Waren er bestaande rechten onder het Besluit landbouw?

Vraag

Kon een bedrijf dat onder het -inmiddels vervallen- Besluit landbouw viel en vergunningplichtig werd, aanspraak maken op bestaande rechten? En andersom- een bedrijf dat onder het besluit kwam te vallen?

Deze vraag gaat over situaties vóór 1 januari 2013 waarop het Activiteitenbesluit niet van toepassing was en het overgangsrecht niet van toepassing is.

Antwoord

Ja. Dat kan. Het hangt er wel van af wat precies de situatie is.

Vervallen vergunning

Als een inrichting onder het (vervallen) Besluit landbouw kwam te vallen, verviel in een aantal gevallen de vergunning van rechtswege. Andersom was het mogelijk dat een bedrijf dat onder het Besluit landbouw viel, vergunningplichtig werd door veranderingen in het bedrijf. De ondernemer moest dan een oprichtingsvergunning aanvragen.

Bestaande rechten

Het is de vraag in hoeverre zo'n bedrijf aanspraak kon maken op bestaande rechten, gebaseerd op het rechtsgeldig in werking zijn onder het Besluit landbouw. Uit jurisprudentie onder de 'oude' AMvB's is gebleken dat een dergelijk bedrijf aanspraak kon maken op 'bestaande rechten' , in ieder geval op het gebied van stank en ammoniak.

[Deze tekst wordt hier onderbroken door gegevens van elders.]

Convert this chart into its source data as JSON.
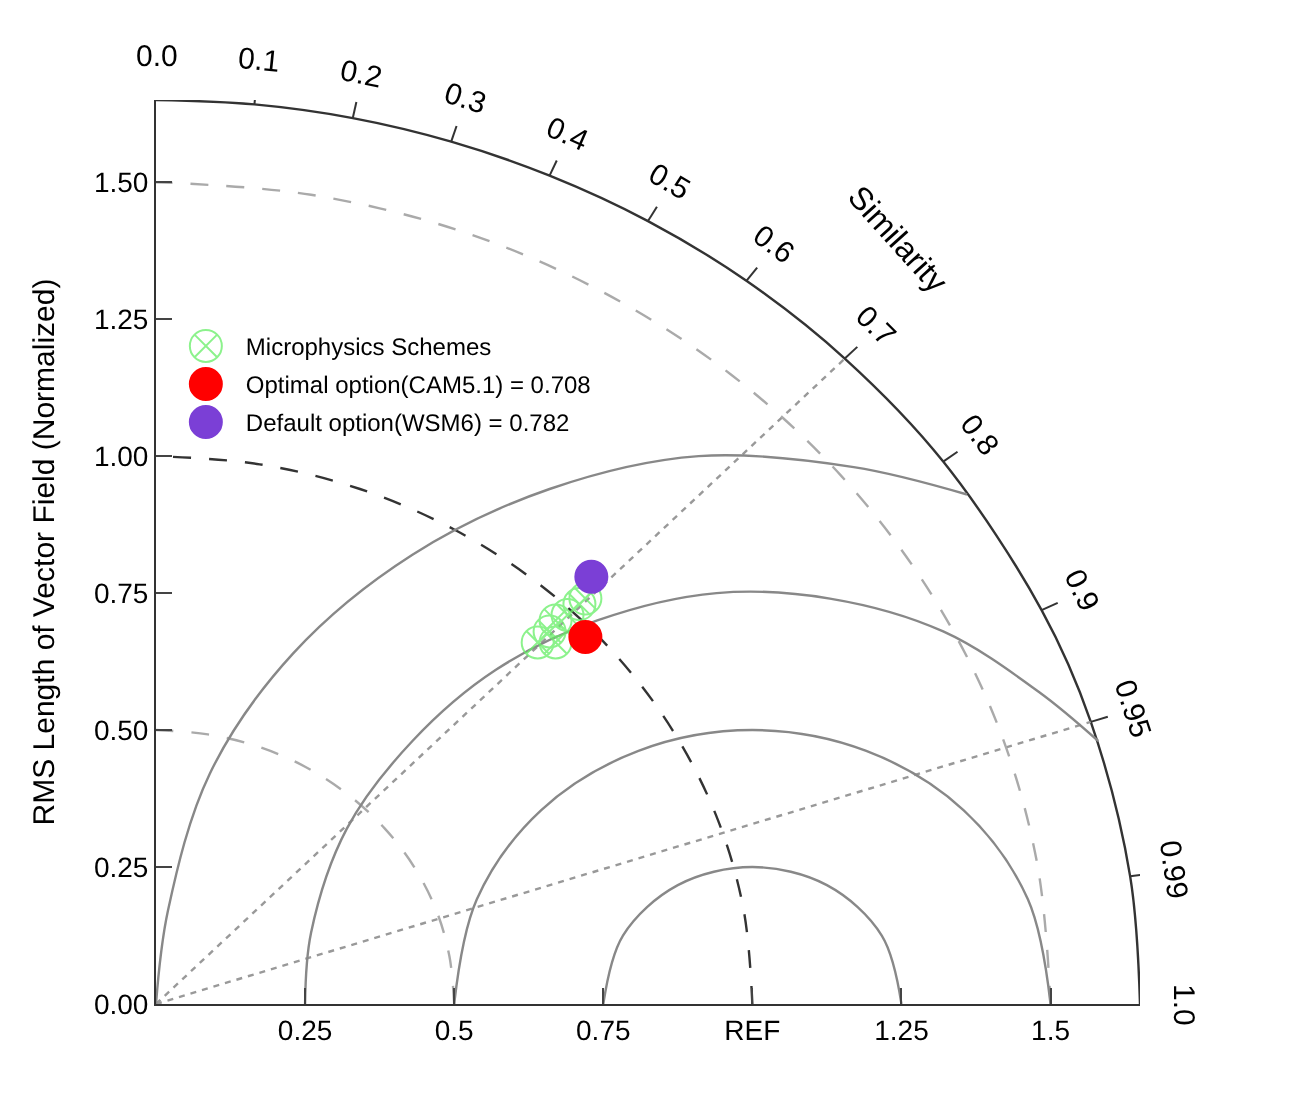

In artikel 5, eerst lid, onder a van de Wet ammoniak en veehouderij (Wav) is opgenomen dat een vergunning voor het oprichten (binnen 250 meter) niet wordt geweigerd als het aantal dieren niet hoger is dan "het aantal dieren dat overeenkomstig de betrokken algemene maatregel van bestuur onmiddellijk voorafgaand aan het ontstaan van de vergunningplicht aanwezig mocht zijn".

In artikel 3, derde lid van de Wet geurhinder en veehouderij wordt een vergunning bij een overbelaste situatie niet geweigerd, als de geurbelasting niet toeneemt en het aantal dieren van één of meer diercategorien niet toeneemt.

In beide situaties is rekening gehouden met de bestaande situatie. Wat onder bestaand wordt beschouwd, is niet nader gedefinieerd. Logischerwijs was dit het aantal dieren dat vergund is of aanwezig mocht zijn op basis van het Besluit landbouw.

Andersom hield het Besluit landbouw ook rekening met bestaande rechten:

  • Een agrarisch bedrijf in een zeer kwetsbaar gebied of 250 meter rondom, opgericht vóór 1 januari 2002, viel onder het Besluit landbouw als het aantal landbouwhuisdieren niet hoger was dan het aantal dat op basis van een vergunning of melding op 31 december 2001 was toegestaan (artikel 4, eerste lid).
  • Een agrarisch bedrijf op te korte afstand van geurgevoelige objecten viel onder het Besluit landbouw, als de afstand die moest worden aangehouden op grond van een vergunning of op grond van het Besluit melkrundvee of Besluit akkerbouw niet was afgenomen (artikel 4, zesde lid). Indien landbouwhuisdieren werden gehouden, mocht ook het aantal landbouwhuisdieren per diercategorie niet zijn toegenomen en de afstand tot een geurgevoelig object niet zijn afgenomen (artikel 4, derde lid).

Artikel 5 Wav regelt bestaande rechten bij voormalige AMvB-bedrijven. Normaliter konden veehouderijen die binnen de 250 meter zone van kwetsbare gebieden liggen, geen oprichtingsvergunning krijgen. Artikel 5 Wav maakt daar een uitzondering op. Zie voor meer hierover hoofdstuk 5 van de Handreiking ammoniak en veehouderij (La04) van InfoMil. De datum van 26 augustus 1994 komt onder de Wav overigens niet terug.

Ook voor stank heeft de Afdeling bepaald dat het bedrijf op deze manier bestaande rechten aan de AMvB kan ontlenen, zie ABRvS, ABRvS nr. E03.97.0337 van20 oktober 2000 (Ouderkerk).